A Look at Consumer Willingness to Pay for Pork Products with Environmental Attributes
Environmental issues such as air and water quality related to livestock production are receiving much attention. Potential methods for environmental improvement range from regulation to market solutions. This study looks at consumer willingness to pay for pork products with embedded environmental attributes. Experimental auctions showed that over one-half of the participants (62%) paid a premium that did not vary significantly between differing regions of the United States. For the entire group, the average premium paid for the most environmental 2-lb package of pork loin chops was $.94; a premium of 22%. When evaluated for the premium payers (the 62%), the premium was $1.60 per package; a premium of 37%.

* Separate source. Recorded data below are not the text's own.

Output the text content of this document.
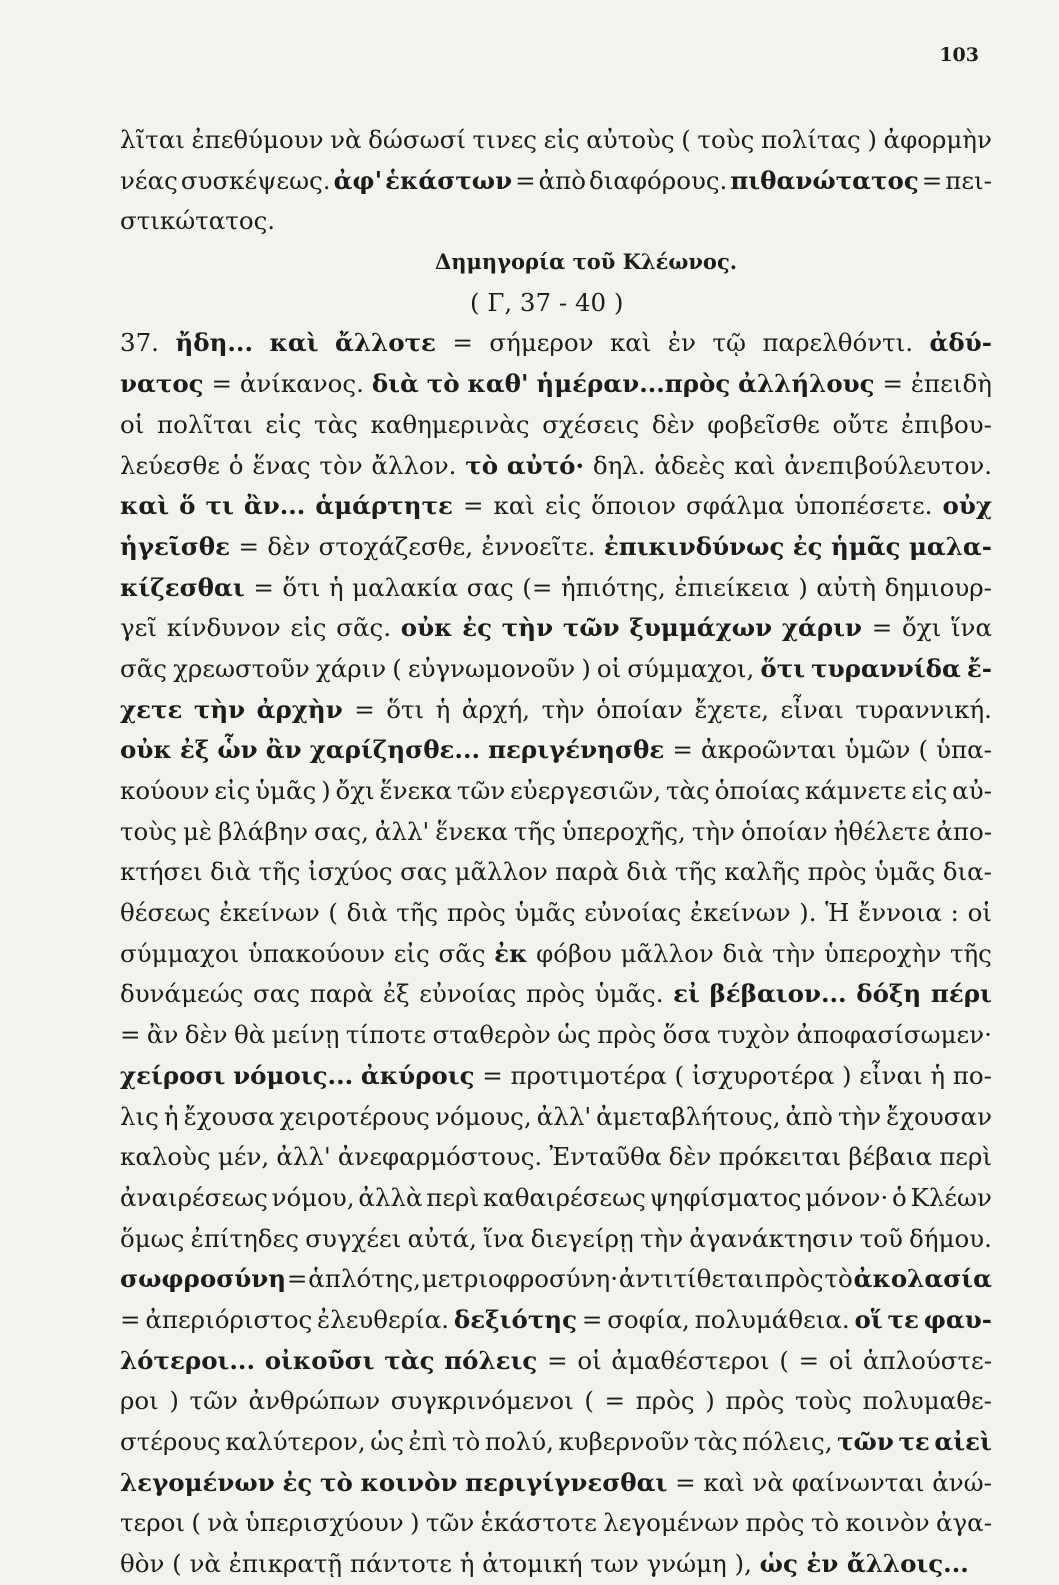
103
λῖται ἐπεθύμουν νὰ δώσωσί τινες εἰς αὐτοὺς ( τοὺς πολίτας ) ἀφορμὴν
νέας συσκέψεως. ἀφ' ἑκάστων = ἀπὸ διαφόρους. πιθανώτατος = πει-
στικώτατος.
Δημηγορία τοῦ Κλέωνος.
( Γ, 37 - 40 )
37. ἤδη... καὶ ἄλλοτε = σήμερον καὶ ἐν τῷ παρελθόντι. ἀδύ-
νατος = ἀνίκανος. διὰ τὸ καθ' ἡμέραν...πρὸς ἀλλήλους = ἐπειδὴ
οἱ πολῖται εἰς τὰς καθημερινὰς σχέσεις δὲν φοβεῖσθε οὔτε ἐπιβου-
λεύεσθε ὁ ἕνας τὸν ἄλλον. τὸ αὐτό· δηλ. ἀδεὲς καὶ ἀνεπιβούλευτον.
καὶ ὅ τι ἂν... ἁμάρτητε = καὶ εἰς ὅποιον σφάλμα ὑποπέσετε. οὐχ
ἡγεῖσθε = δὲν στοχάζεσθε, ἐννοεῖτε. ἐπικινδύνως ἐς ἡμᾶς μαλα-
κίζεσθαι = ὅτι ἡ μαλακία σας (= ἠπιότης, ἐπιείκεια ) αὐτὴ δημιουρ-
γεῖ κίνδυνον εἰς σᾶς. οὐκ ἐς τὴν τῶν ξυμμάχων χάριν = ὄχι ἵνα
σᾶς χρεωστοῦν χάριν ( εὐγνωμονοῦν ) οἱ σύμμαχοι, ὅτι τυραννίδα ἔ-
χετε τὴν ἀρχὴν = ὅτι ἡ ἀρχή, τὴν ὁποίαν ἔχετε, εἶναι τυραννική.
οὐκ ἐξ ὧν ἂν χαρίζησθε... περιγένησθε = ἀκροῶνται ὑμῶν ( ὑπα-
κούουν εἰς ὑμᾶς ) ὄχι ἕνεκα τῶν εὐεργεσιῶν, τὰς ὁποίας κάμνετε εἰς αὐ-
τοὺς μὲ βλάβην σας, ἀλλ' ἕνεκα τῆς ὑπεροχῆς, τὴν ὁποίαν ἠθέλετε ἀπο-
κτήσει διὰ τῆς ἰσχύος σας μᾶλλον παρὰ διὰ τῆς καλῆς πρὸς ὑμᾶς δια-
θέσεως ἐκείνων ( διὰ τῆς πρὸς ὑμᾶς εὐνοίας ἐκείνων ). Ἡ ἔννοια : οἱ
σύμμαχοι ὑπακούουν εἰς σᾶς ἐκ φόβου μᾶλλον διὰ τὴν ὑπεροχὴν τῆς
δυνάμεώς σας παρὰ ἐξ εὐνοίας πρὸς ὑμᾶς. εἰ βέβαιον... δόξη πέρι
= ἂν δὲν θὰ μείνῃ τίποτε σταθερὸν ὡς πρὸς ὅσα τυχὸν ἀποφασίσωμεν·
χείροσι νόμοις... ἀκύροις = προτιμοτέρα ( ἰσχυροτέρα ) εἶναι ἡ πο-
λις ἡ ἔχουσα χειροτέρους νόμους, ἀλλ' ἀμεταβλήτους, ἀπὸ τὴν ἔχουσαν
καλοὺς μέν, ἀλλ' ἀνεφαρμόστους. Ἐνταῦθα δὲν πρόκειται βέβαια περὶ
ἀναιρέσεως νόμου, ἀλλὰ περὶ καθαιρέσεως ψηφίσματος μόνον· ὁ Κλέων
ὅμως ἐπίτηδες συγχέει αὐτά, ἵνα διεγείρῃ τὴν ἀγανάκτησιν τοῦ δήμου.
σωφροσύνη = ἁπλότης, μετριοφροσύνη· ἀντιτίθεται πρὸς τὸ ἀκολασία
= ἀπεριόριστος ἐλευθερία. δεξιότης = σοφία, πολυμάθεια. οἵ τε φαυ-
λότεροι... οἰκοῦσι τὰς πόλεις = οἱ ἀμαθέστεροι ( = οἱ ἁπλούστε-
ροι ) τῶν ἀνθρώπων συγκρινόμενοι ( = πρὸς ) πρὸς τοὺς πολυμαθε-
στέρους καλύτερον, ὡς ἐπὶ τὸ πολύ, κυβερνοῦν τὰς πόλεις, τῶν τε αἰεὶ
λεγομένων ἐς τὸ κοινὸν περιγίγνεσθαι = καὶ νὰ φαίνωνται ἀνώ-
τεροι ( νὰ ὑπερισχύουν ) τῶν ἑκάστοτε λεγομένων πρὸς τὸ κοινὸν ἀγα-
θὸν ( νὰ ἐπικρατῇ πάντοτε ἡ ἀτομική των γνώμη ), ὡς ἐν ἄλλοις...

Results show that participants were willing to pay higher prices for pork products produced in systems with improved environmental attributes. The premium for products with embedded multienvironmental attributes was significantly greater than for those with single environmental attributes. The level of willingness to pay did not vary significantly across regions for the most environmental package. Participants also were willing to pay more for the product with improved surface water, groundwater, and odor emissions than for the product with just two of these attributes. Thus, it appears that the product with the greatest chance of success is one that has all three attributes embedded.
For the most environmental package, bid premiums did not differ significantly between areas studied. Moreover, the percentage of participants paying selected premium levels did not vary between regions. For example, for the triple attribute product, 62% of the participants indicated a willingness to pay a premium. This ranged from 56 to 67% percent across the study area.
This paper shows that there is an opportunity to develop a market for products that embody environmental attributes. Consumers are concerned about the environment and are willing to pay more for products that are produced in a way that reduces environmental impact. This research suggests that as the industry develops methods that help sustain or improve the environment, there is a segment of society that will support a market for such products.